According to Mercredi, the conference will not be Metis-specific but those in attendance are asked to consider Indigenous-based solutions to the homelessness and housing instability crisis.
Two heavyweight keynote speakers that will be in attendance are Skidrow CEO Joe Roberts and Federal Housing Advocate Marie-Josee Houle.
Having Houle attend the conference in person is huge, said Mercredi.
“It’s going to allow the Feds to have a much more robust picture of what’s happening in Saskatchewan and it’s going to allow us to have a voice at the federal level,” he said. “It’s going to be a chance for organizations to talk to her directly and for her to hear what the communities are saying.”
Mercredi said MN-S is also excited to have Roberts speak at the conference, a homelessness advocate that walked across Canada in 2016 with a shopping cart to raise awareness and dollars to end youth homelessness.
According to a 2022 Point-in-Time survey, homelessness is up by 36 per cent in Prince Albert, 15 per cent in Saskatoon, and 41 per cent in Regina. According to MN-S, the reasons for this increase in homelessness can vary from addictions issues and domestic abuse to mental health and wellness.
General Manager of River Bank Development Brian Howell said when a Point-in-Time count is done, they look at both sheltered homelessness and street homelessness. While there is a 36 per cent increase in overall homeless in Prince Albert, street homelessness has actually doubled since their last survey; rising from 26 individuals on the street to 57.

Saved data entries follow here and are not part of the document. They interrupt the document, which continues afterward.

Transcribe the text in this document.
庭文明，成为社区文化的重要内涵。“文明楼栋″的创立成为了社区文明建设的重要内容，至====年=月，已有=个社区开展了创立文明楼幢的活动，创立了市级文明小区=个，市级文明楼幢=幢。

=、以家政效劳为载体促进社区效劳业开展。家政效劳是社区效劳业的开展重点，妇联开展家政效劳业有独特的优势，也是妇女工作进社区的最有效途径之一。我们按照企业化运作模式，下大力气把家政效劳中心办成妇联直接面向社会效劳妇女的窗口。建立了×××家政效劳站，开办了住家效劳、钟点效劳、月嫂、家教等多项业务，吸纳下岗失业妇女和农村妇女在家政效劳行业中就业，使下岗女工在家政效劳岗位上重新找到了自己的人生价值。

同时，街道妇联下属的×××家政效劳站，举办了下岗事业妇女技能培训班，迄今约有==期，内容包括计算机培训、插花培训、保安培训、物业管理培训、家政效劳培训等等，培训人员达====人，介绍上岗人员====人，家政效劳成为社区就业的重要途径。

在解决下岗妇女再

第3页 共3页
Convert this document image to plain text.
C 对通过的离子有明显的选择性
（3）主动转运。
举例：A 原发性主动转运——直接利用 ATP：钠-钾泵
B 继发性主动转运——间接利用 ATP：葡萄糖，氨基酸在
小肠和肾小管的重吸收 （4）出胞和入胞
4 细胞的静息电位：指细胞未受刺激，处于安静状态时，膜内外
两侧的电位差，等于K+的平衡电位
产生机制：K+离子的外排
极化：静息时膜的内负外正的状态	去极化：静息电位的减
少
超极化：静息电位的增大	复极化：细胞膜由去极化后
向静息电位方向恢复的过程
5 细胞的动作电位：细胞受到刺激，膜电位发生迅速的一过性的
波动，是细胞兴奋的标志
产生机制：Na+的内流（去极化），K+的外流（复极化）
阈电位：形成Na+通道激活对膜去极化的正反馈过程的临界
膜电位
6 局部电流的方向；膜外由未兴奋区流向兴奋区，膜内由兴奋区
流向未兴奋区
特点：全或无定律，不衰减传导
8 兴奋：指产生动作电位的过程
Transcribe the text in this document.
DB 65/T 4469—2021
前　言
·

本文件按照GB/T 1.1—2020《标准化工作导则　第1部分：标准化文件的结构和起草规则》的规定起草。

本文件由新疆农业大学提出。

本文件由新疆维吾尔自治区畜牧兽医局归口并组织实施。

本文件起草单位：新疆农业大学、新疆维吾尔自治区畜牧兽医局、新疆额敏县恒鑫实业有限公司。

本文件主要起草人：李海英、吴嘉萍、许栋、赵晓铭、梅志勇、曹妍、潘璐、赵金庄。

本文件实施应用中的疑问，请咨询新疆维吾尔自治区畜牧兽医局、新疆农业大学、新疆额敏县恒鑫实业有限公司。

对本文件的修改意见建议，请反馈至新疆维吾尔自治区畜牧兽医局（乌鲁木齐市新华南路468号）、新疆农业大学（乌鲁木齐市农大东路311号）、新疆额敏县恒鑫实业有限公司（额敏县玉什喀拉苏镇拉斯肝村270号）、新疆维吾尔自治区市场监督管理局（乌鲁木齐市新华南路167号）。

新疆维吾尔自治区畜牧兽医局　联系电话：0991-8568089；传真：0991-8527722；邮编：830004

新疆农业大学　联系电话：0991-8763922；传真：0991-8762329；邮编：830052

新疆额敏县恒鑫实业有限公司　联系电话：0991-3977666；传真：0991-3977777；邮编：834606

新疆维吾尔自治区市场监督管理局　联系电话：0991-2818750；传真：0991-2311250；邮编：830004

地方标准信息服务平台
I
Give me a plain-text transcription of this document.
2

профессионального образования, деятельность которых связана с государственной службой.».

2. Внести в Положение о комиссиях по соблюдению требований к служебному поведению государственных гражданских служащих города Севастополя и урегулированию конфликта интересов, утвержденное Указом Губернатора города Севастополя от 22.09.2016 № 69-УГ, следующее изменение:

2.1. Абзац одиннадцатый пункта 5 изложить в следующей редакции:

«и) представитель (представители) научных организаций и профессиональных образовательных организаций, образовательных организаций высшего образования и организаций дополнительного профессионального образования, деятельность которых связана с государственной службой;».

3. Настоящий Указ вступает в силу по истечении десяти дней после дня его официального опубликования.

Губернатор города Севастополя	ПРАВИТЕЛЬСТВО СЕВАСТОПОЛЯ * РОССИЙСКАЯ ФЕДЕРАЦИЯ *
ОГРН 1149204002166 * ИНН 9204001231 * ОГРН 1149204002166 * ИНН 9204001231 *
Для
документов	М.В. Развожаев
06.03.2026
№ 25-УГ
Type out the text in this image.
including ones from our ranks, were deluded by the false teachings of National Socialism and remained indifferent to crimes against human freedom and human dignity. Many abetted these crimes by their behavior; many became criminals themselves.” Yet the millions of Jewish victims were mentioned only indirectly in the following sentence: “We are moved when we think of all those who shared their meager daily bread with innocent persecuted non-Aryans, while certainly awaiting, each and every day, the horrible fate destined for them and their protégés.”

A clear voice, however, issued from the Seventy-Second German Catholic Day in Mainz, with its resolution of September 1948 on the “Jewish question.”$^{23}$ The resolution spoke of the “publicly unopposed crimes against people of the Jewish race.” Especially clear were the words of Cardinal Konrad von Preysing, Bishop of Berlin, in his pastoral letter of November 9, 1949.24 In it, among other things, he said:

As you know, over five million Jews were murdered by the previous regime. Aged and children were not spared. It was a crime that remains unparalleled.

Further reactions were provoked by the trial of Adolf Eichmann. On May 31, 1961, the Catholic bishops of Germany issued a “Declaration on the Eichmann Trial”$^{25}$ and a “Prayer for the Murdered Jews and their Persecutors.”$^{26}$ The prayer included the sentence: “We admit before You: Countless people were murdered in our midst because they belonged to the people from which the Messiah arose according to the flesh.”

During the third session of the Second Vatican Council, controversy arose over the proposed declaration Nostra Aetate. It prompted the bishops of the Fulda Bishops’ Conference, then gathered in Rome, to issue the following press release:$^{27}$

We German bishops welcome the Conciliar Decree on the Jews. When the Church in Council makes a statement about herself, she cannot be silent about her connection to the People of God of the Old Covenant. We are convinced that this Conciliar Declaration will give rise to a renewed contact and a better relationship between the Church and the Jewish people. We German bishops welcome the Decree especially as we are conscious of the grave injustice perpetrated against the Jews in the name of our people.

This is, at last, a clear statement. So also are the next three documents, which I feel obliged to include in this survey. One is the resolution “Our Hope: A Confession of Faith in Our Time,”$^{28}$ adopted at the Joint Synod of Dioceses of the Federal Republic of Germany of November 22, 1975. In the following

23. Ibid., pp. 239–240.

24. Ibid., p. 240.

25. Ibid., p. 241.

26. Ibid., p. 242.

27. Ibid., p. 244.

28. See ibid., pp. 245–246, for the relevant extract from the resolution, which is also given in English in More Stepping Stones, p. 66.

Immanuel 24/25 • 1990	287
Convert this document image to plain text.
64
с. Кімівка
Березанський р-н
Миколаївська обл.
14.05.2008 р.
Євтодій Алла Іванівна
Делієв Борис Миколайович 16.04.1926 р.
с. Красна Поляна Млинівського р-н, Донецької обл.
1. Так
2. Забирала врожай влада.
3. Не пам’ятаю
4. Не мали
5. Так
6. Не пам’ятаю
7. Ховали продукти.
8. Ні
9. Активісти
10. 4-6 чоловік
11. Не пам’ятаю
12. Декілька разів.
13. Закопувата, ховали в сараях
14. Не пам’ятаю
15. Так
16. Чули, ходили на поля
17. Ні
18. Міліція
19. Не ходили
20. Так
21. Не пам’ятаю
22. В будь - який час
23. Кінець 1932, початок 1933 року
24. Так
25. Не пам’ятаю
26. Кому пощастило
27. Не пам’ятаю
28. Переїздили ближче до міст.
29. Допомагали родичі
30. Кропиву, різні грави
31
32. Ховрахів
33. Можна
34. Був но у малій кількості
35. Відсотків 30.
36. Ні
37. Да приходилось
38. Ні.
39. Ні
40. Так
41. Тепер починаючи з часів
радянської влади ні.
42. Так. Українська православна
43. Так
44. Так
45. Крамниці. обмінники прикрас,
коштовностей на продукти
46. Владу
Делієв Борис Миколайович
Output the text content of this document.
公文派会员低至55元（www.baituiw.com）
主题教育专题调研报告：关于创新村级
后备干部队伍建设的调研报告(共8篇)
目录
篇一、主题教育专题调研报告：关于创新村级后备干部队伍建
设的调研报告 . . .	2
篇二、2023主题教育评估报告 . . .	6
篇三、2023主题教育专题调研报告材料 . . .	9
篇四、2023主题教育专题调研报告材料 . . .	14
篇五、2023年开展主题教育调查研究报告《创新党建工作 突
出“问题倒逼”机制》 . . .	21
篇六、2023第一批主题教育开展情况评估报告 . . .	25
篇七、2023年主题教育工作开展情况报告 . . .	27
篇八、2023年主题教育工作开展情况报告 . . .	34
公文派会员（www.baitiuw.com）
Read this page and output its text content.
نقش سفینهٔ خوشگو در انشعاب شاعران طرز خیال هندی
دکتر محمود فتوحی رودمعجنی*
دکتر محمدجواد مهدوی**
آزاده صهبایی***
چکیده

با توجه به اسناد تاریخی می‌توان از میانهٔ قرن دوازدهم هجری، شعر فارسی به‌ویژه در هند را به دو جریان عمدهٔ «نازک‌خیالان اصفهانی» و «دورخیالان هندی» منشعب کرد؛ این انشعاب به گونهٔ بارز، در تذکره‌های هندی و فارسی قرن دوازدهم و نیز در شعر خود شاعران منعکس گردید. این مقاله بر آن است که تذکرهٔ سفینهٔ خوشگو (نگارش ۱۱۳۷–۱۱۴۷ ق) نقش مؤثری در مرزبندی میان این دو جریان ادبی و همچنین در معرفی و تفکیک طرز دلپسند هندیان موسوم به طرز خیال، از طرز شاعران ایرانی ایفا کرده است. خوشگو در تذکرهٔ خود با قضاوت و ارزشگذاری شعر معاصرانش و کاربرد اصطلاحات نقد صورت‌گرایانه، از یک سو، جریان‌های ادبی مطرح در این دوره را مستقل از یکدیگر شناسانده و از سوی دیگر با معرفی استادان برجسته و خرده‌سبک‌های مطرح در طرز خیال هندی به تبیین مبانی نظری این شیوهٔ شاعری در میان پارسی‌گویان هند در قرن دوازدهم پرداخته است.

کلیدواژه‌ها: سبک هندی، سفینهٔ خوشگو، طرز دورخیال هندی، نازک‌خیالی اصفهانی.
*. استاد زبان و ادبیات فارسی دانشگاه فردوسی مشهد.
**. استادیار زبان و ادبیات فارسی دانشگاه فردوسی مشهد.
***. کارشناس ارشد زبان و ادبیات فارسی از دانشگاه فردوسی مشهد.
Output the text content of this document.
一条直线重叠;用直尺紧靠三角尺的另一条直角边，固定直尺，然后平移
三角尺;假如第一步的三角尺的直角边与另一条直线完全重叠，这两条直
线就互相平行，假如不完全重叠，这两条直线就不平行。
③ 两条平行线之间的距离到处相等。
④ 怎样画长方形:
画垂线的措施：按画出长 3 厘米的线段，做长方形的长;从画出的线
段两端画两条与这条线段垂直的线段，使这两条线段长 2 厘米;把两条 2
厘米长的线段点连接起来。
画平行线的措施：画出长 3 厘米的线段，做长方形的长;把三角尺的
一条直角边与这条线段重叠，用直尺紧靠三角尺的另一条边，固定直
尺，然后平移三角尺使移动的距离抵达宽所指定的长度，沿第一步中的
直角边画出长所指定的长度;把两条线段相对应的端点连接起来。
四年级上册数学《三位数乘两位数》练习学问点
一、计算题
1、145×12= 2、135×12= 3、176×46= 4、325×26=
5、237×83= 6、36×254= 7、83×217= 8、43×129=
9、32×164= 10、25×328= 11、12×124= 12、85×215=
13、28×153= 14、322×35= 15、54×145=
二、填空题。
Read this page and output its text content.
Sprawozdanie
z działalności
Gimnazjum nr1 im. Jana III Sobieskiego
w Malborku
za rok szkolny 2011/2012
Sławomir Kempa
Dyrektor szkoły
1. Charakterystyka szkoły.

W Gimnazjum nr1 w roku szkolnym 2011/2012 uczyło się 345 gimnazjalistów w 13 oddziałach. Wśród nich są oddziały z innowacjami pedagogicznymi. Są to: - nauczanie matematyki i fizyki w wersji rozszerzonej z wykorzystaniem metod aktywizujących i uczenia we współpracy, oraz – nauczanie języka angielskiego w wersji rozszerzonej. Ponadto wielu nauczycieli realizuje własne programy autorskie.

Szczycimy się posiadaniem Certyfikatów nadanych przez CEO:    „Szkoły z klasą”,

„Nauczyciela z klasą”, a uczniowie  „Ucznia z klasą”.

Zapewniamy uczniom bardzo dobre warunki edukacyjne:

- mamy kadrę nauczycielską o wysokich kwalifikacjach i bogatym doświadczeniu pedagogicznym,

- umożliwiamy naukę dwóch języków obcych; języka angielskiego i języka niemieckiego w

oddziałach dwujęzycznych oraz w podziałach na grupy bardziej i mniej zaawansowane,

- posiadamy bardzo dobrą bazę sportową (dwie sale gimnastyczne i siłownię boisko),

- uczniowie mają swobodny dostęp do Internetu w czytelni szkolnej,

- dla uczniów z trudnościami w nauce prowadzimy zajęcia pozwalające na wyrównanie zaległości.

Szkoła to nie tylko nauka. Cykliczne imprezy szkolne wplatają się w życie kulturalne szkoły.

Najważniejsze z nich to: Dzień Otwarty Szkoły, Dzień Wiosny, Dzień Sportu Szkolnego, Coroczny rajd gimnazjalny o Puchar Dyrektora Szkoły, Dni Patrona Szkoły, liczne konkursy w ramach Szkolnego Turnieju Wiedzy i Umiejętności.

When asked what he believes is causing the increase in homelessness, Howell said they are not completely sure, but it started during the COVID-19 pandemic.
“We know it’s across the province and actually across most of Western Canada, maybe the whole country,” said Howell. “I think there’s inflation, rising rent, stagnant incomes, more and more people moving to the city from northern communities that are struggling to find housing; it’s kind of a perfect storm of factors.”
Howell said MN-S is a positive partner to work with on homelessness issues and River Bank is looking forward to helping make the conference a success.